The price you usually see quoted is the cost of taking delivery of a barrel of oil at a particular place on a particular day. The US traditionally uses the WTI crude contract traded on Nymex as its benchmark; UK newspapers usually use the price of Brent crude from the North Sea. Normally, WTI costs more than the lower-quality Brent. But in recent months, these Brent prices have overtaken WTI like never before. In October, Brent was 30 per cent more expensive than WTI, $114 to $86 a barrel, a $28 spread at its widest.

The reason is a bottleneck at Cushing, pictured, the Oklahoma facility where traders take physical possession of their oil. As oil production from Canada and in the northern states of the US has ramped up, the amount of oil flowing into Cushing has grown dramatically, and not nearly as fast as the infrastructure for transporting it away again.

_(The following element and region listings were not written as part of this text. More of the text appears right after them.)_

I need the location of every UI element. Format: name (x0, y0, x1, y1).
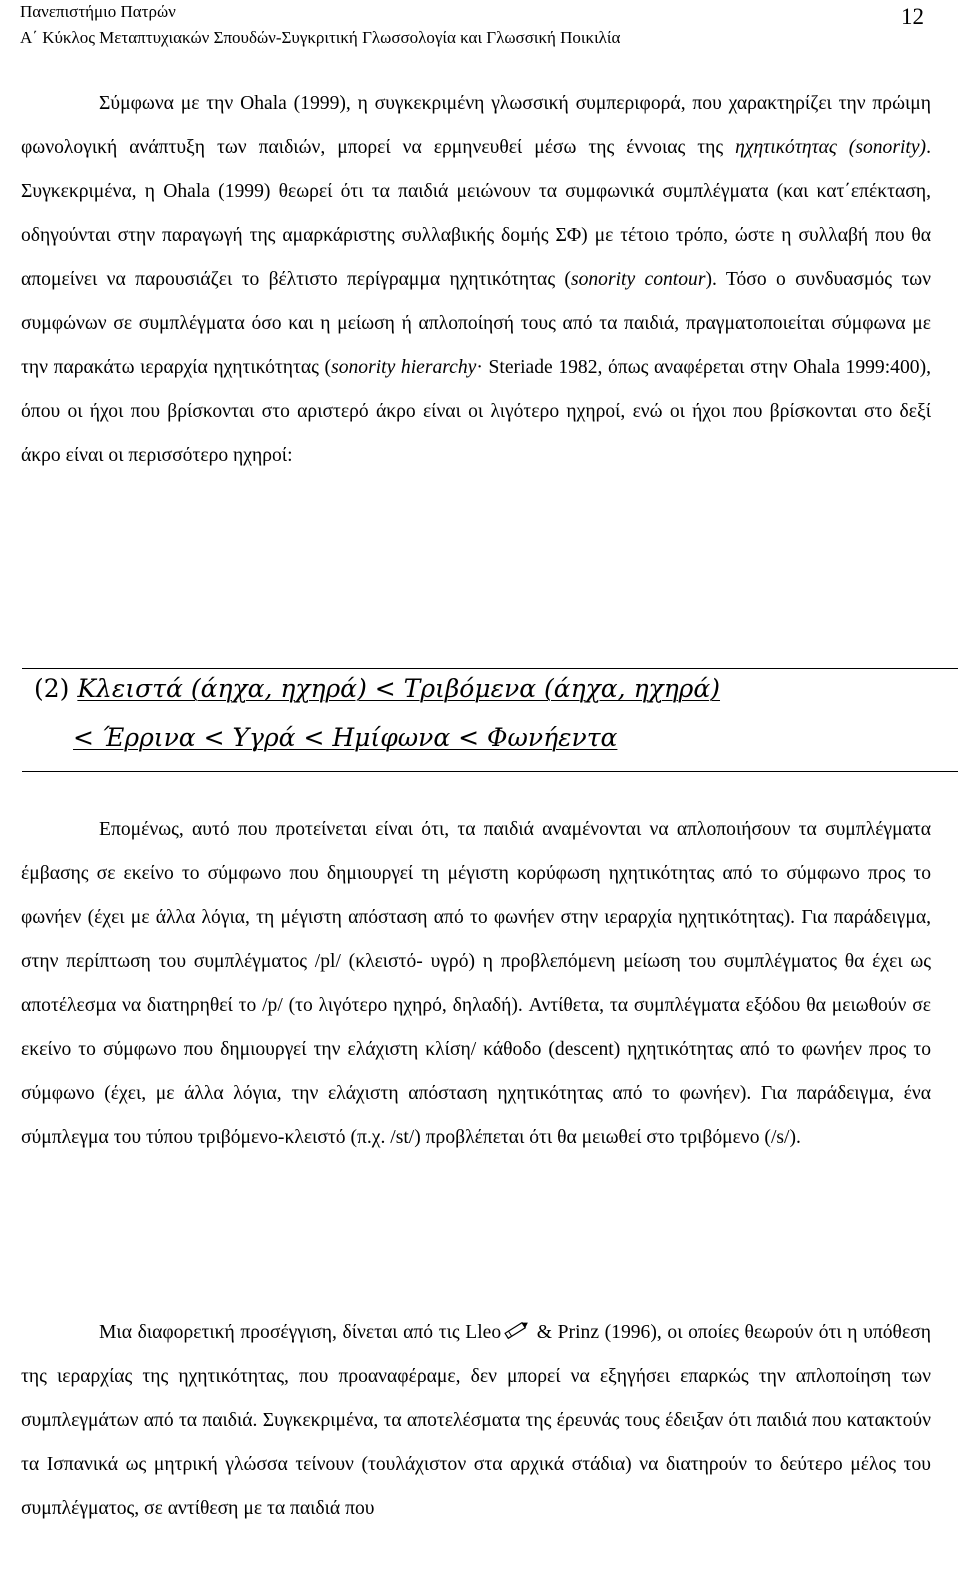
header-program: Α΄ Κύκλος Μεταπτυχιακών Σπουδών-Συγκριτική Γλωσσολογία και Γλωσσική Ποικιλία (20, 28, 621, 47)
example-top-rule (22, 668, 958, 669)
example-bottom-rule (22, 771, 958, 772)
example-line-2 (73, 723, 617, 752)
example-line-1-text: Κλειστά (άηχα, ηχηρά) < Τριβόμενα (άηχα, ηχηρά) (77, 674, 721, 703)
p1-italic-contour: sonority contour (570, 269, 706, 290)
p1-text-1: Σύμφωνα με την Ohala (1999), η συγκεκριμένη γλωσσική συμπεριφορά, που χαρακτηρίζει την πρώιμη φωνολογική ανάπτυξη των παιδιών, μπορεί να ερμηνευθεί μέσω της έννοιας της (21, 93, 931, 158)
example-line-1 (34, 674, 720, 703)
example-number: (2) (34, 674, 70, 703)
paragraph-ohala (21, 82, 931, 478)
p1-italic-hierarchy: sonority hierarchy (331, 357, 477, 378)
p1-text-4: · Steriade 1982, όπως αναφέρεται στην Ohala 1999:400), όπου οι ήχοι που βρίσκονται στο αριστερό άκρο είναι οι λιγότερο ηχηροί, ενώ οι ήχοι που βρίσκονται στο δεξί άκρο είναι οι περισσότερο ηχηροί: (21, 357, 931, 466)
paragraph-consequences: Επομένως, αυτό που προτείνεται είναι ότι, τα παιδιά αναμένονται να απλοποιήσουν τα συμπλέγματα έμβασης σε εκείνο το σύμφωνο που δημιουργεί τη μέγιστη κορύφωση ηχητικότητας από το σύμφωνο προς το φωνήεν (έχει με άλλα λόγια, τη μέγιστη απόσταση από το φωνήεν στην ιεραρχία ηχητικότητας). Για παράδειγμα, στην περίπτωση του συμπλέγματος /pl/ (κλειστό- υγρό) η προβλεπόμενη μείωση του συμπλέγματος θα έχει ως αποτέλεσμα να διατηρηθεί το /p/ (το λιγότερο ηχηρό, δηλαδή). Αντίθετα, τα συμπλέγματα εξόδου θα μειωθούν σε εκείνο το σύμφωνο που δημιουργεί την ελάχιστη κλίση/ κάθοδο (descent) ηχητικότητας από το φωνήεν προς το σύμφωνο (έχει, με άλλα λόγια, την ελάχιστη απόσταση ηχητικότητας από το φωνήεν). Για παράδειγμα, ένα σύμπλεγμα του τύπου τριβόμενο-κλειστό (π.χ. /st/) προβλέπεται ότι θα μειωθεί στο τριβόμενο (/s/). (21, 819, 931, 1148)
header-university: Πανεπιστήμιο Πατρών (20, 2, 176, 21)
pencil-icon (501, 1320, 531, 1340)
p3-text-1: Μια διαφορετική προσέγγιση, δίνεται από τις Lleo (99, 1322, 502, 1343)
example-line-2-text: < Έρρινα < Υγρά < Ημίφωνα < Φωνήεντα (73, 723, 618, 752)
p1-text-2: . Συγκεκριμένα, η Ohala (1999) θεωρεί ότι τα παιδιά μειώνουν τα συμφωνικά συμπλέγματα (και κατ΄επέκταση, οδηγούνται στην παραγωγή της αμαρκάριστης συλλαβικής δομής ΣΦ) με τέτοιο τρόπο, ώστε η συλλαβή που θα απομείνει να παρουσιάζει το βέλτιστο περίγραμμα ηχητικότητας ( (21, 137, 931, 290)
paragraph-lleo-prinz (21, 1311, 931, 1531)
page-number: 12 (901, 4, 924, 29)
p3-text-2: & Prinz (1996), οι οποίες θεωρούν ότι η υπόθεση της ιεραρχίας της ηχητικότητας, που προαναφέραμε, δεν μπορεί να εξηγήσει επαρκώς την απλοποίηση των συμπλεγμάτων από τα παιδιά. Συγκεκριμένα, τα αποτελέσματα της έρευνάς τους έδειξαν ότι παιδιά που κατακτούν τα Ισπανικά ως μητρική γλώσσα τείνουν (τουλάχιστον στα αρχικά στάδια) να διατηρούν το δεύτερο μέλος του συμπλέγματος, σε αντίθεση με τα παιδιά που (21, 1322, 931, 1519)
p1-italic-sonority: ηχητικότητας (sonority) (735, 137, 927, 158)
p1-text-3: ). Τόσο ο συνδυασμός των συμφώνων σε συμπλέγματα όσο και η μείωση ή απλοποίησή τους από τα παιδιά, πραγματοποιείται σύμφωνα με την παρακάτω ιεραρχία ηχητικότητας ( (21, 269, 932, 378)
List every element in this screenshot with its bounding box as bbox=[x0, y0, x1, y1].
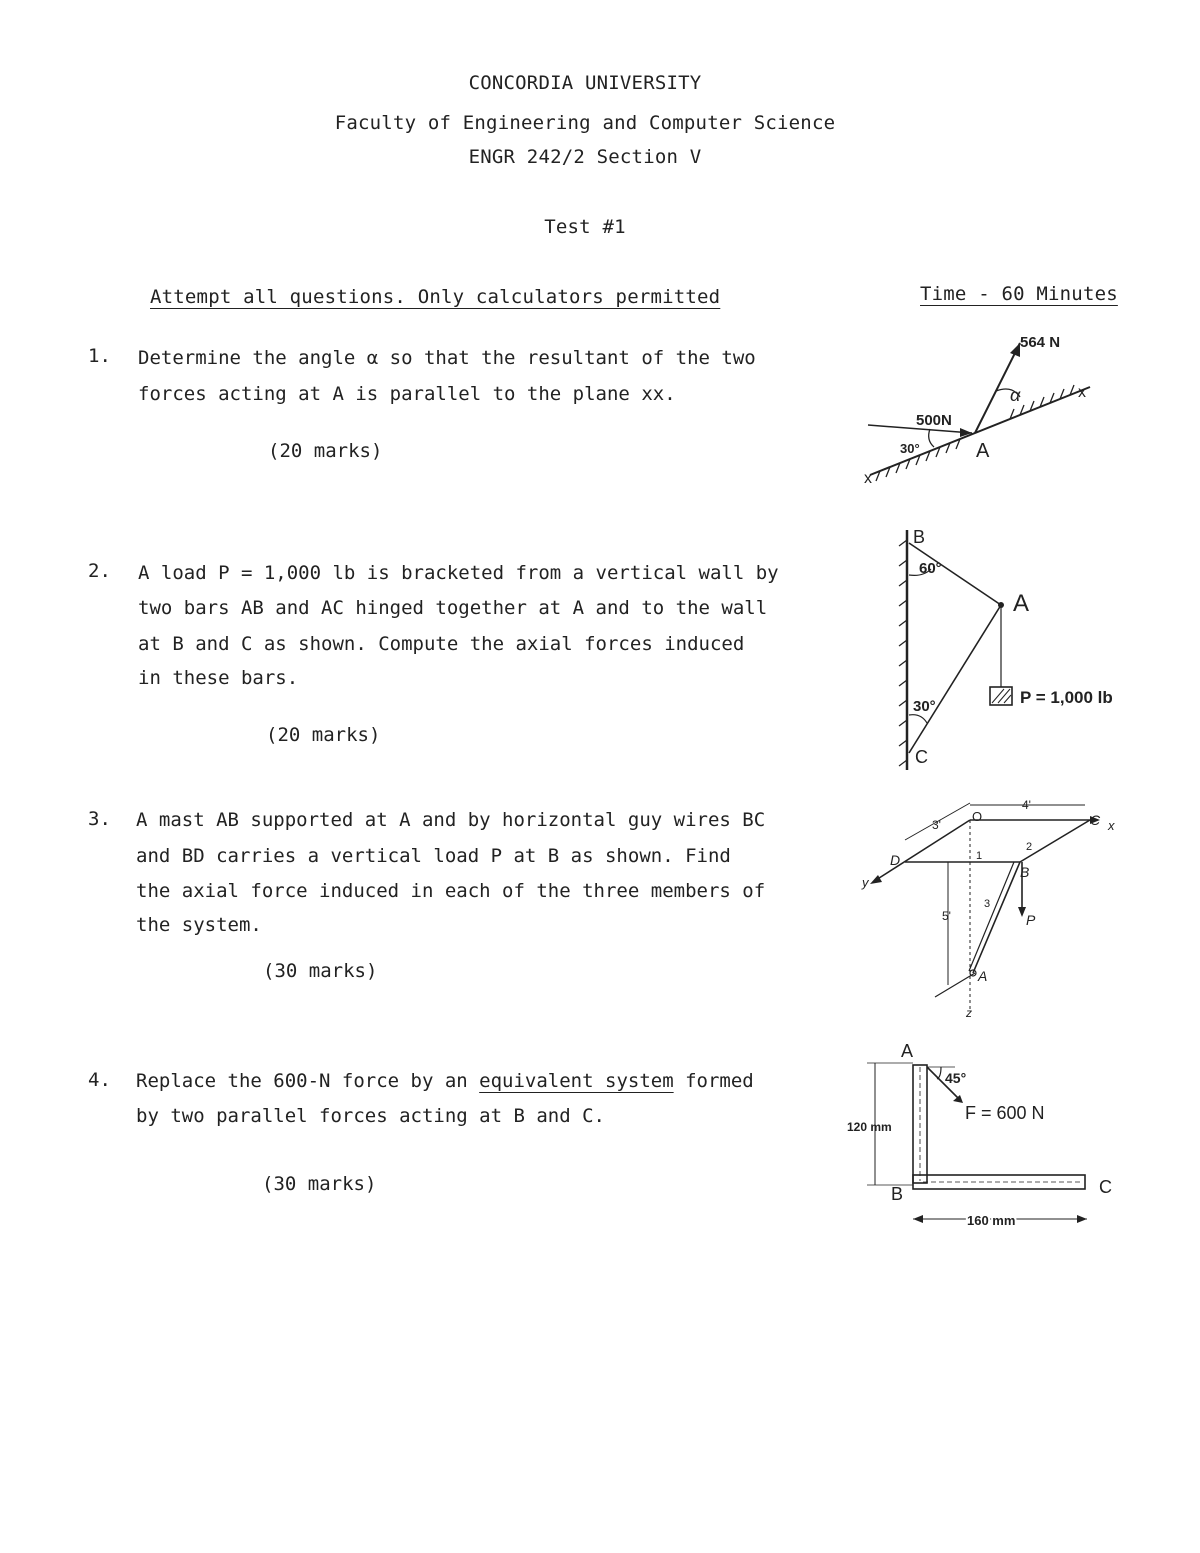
question-number: 1. bbox=[88, 345, 111, 367]
question-text: Replace the 600-N force by an bbox=[136, 1070, 480, 1092]
load-block bbox=[990, 687, 1012, 705]
figure-3-mast-diagram bbox=[860, 795, 1140, 1020]
point-label-c: C bbox=[1090, 812, 1101, 828]
axis-label-x: x bbox=[1108, 818, 1115, 833]
question-line: at B and C as shown. Compute the axial forces induced bbox=[138, 633, 745, 655]
point-label-c: C bbox=[1099, 1177, 1112, 1197]
load-label: P = 1,000 lb bbox=[1020, 688, 1113, 707]
question-marks: (20 marks) bbox=[266, 724, 381, 746]
point-label-b: B bbox=[891, 1184, 904, 1204]
arrow-head-icon bbox=[870, 875, 882, 884]
question-line: A load P = 1,000 lb is bracketed from a vertical wall by bbox=[138, 562, 779, 584]
dimension-label-3ft: 3' bbox=[932, 818, 941, 832]
load-hatching bbox=[992, 689, 1011, 703]
question-line: the system. bbox=[136, 914, 262, 936]
question-text: formed bbox=[673, 1070, 754, 1092]
dimension-label-160mm: 160 mm bbox=[967, 1213, 1016, 1228]
question-line: forces acting at A is parallel to the plane xx. bbox=[138, 383, 676, 405]
angle-arc-30 bbox=[929, 429, 934, 447]
question-marks: (30 marks) bbox=[263, 960, 378, 982]
figure-1-force-diagram bbox=[860, 325, 1100, 495]
question-line: and BD carries a vertical load P at B as shown. Find bbox=[136, 845, 731, 867]
arrow-head-icon bbox=[913, 1215, 923, 1223]
arrow-head-icon bbox=[1018, 907, 1026, 917]
figure-2-bracket-diagram bbox=[895, 525, 1145, 775]
angle-label-alpha: α bbox=[1010, 385, 1021, 405]
university-name: CONCORDIA UNIVERSITY bbox=[468, 72, 702, 94]
point-label-a: A bbox=[901, 1041, 914, 1061]
axis-label-y: y bbox=[862, 875, 869, 890]
force-label: F = 600 N bbox=[965, 1103, 1045, 1123]
force-label-500n: 500N bbox=[916, 412, 952, 429]
question-line bbox=[136, 1070, 754, 1092]
member-label-2: 2 bbox=[1026, 841, 1033, 853]
arrow-head-icon bbox=[1010, 343, 1020, 357]
question-line: the axial force induced in each of the three members of bbox=[136, 880, 766, 902]
member-label-1: 1 bbox=[976, 850, 983, 862]
underlined-text: equivalent system bbox=[479, 1070, 674, 1092]
question-number: 2. bbox=[88, 560, 111, 582]
point-label-b: B bbox=[913, 527, 926, 547]
arrow-head-icon bbox=[1077, 1215, 1087, 1223]
force-label-564n: 564 N bbox=[1020, 334, 1061, 351]
faculty-name: Faculty of Engineering and Computer Science bbox=[334, 112, 836, 134]
dimension-label-120mm: 120 mm bbox=[847, 1120, 892, 1134]
axis-label-x: x bbox=[1078, 384, 1086, 401]
question-number: 3. bbox=[88, 808, 111, 830]
question-line: in these bars. bbox=[138, 667, 299, 689]
angle-label-45: 45° bbox=[945, 1070, 967, 1086]
angle-arc-30 bbox=[909, 715, 927, 723]
point-label-a: A bbox=[976, 440, 990, 462]
mast-ab bbox=[973, 862, 1020, 973]
point-label-a: A bbox=[978, 968, 988, 984]
load-label-p: P bbox=[1026, 912, 1036, 928]
angle-label-60: 60° bbox=[919, 560, 942, 577]
ground-line bbox=[935, 973, 975, 997]
angle-label-30: 30° bbox=[900, 441, 920, 456]
question-line: A mast AB supported at A and by horizontal guy wires BC bbox=[136, 809, 766, 831]
question-marks: (20 marks) bbox=[268, 440, 383, 462]
question-line: by two parallel forces acting at B and C. bbox=[136, 1105, 605, 1127]
test-title: Test #1 bbox=[544, 216, 626, 238]
point-label-c: C bbox=[915, 747, 928, 767]
question-line: two bars AB and AC hinged together at A and to the wall bbox=[138, 597, 768, 619]
point-label-b: B bbox=[1020, 864, 1030, 880]
bar-ac bbox=[909, 605, 1001, 753]
figure-4-bracket-diagram bbox=[845, 1035, 1125, 1235]
axis-label-z: z bbox=[966, 1006, 972, 1020]
dimension-label-5ft: 5' bbox=[942, 909, 951, 923]
arrow-head-icon bbox=[953, 1095, 963, 1103]
angle-label-30: 30° bbox=[913, 698, 936, 715]
point-label-a: A bbox=[1013, 590, 1030, 617]
dimension-label-4ft: 4' bbox=[1022, 798, 1031, 812]
course-code: ENGR 242/2 Section V bbox=[468, 146, 702, 168]
question-marks: (30 marks) bbox=[262, 1173, 377, 1195]
instructions: Attempt all questions. Only calculators permitted bbox=[150, 286, 721, 308]
question-line: Determine the angle α so that the resultant of the two bbox=[138, 347, 756, 369]
question-number: 4. bbox=[88, 1069, 111, 1091]
axis-label-x: x bbox=[864, 470, 872, 487]
point-label-d: D bbox=[890, 852, 901, 868]
time-limit: Time - 60 Minutes bbox=[920, 283, 1118, 305]
axis-y bbox=[876, 820, 970, 880]
member-label-3: 3 bbox=[984, 898, 991, 910]
mast-ab-edge bbox=[969, 862, 1014, 971]
point-label-o: O bbox=[972, 809, 983, 824]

TransCanada's Keystone XL pipeline is designed in part to alleviate some of this pressure, by providing a big new pipe out of the facility and down to the refiners in Texas. The delay in approval for Keystone XL unnerved oil traders, but TransCanada is proposing building the southern portion of the pipeline in any case, since it is only the cross-border piece that requires a presidential OK.

In the meanwhile, Enbridge, an oil transporter that controls a pipeline from the coast up to Cushing, which has traditionally brought oil from Gulf of Mexico rigs up for trading, says it will reverse the flow of the pipeline next year, providing a new exit route for crude backed up in Oklahoma. The effect of this little bit of plumbing? The gap between WTI and Brent is down to less than $10.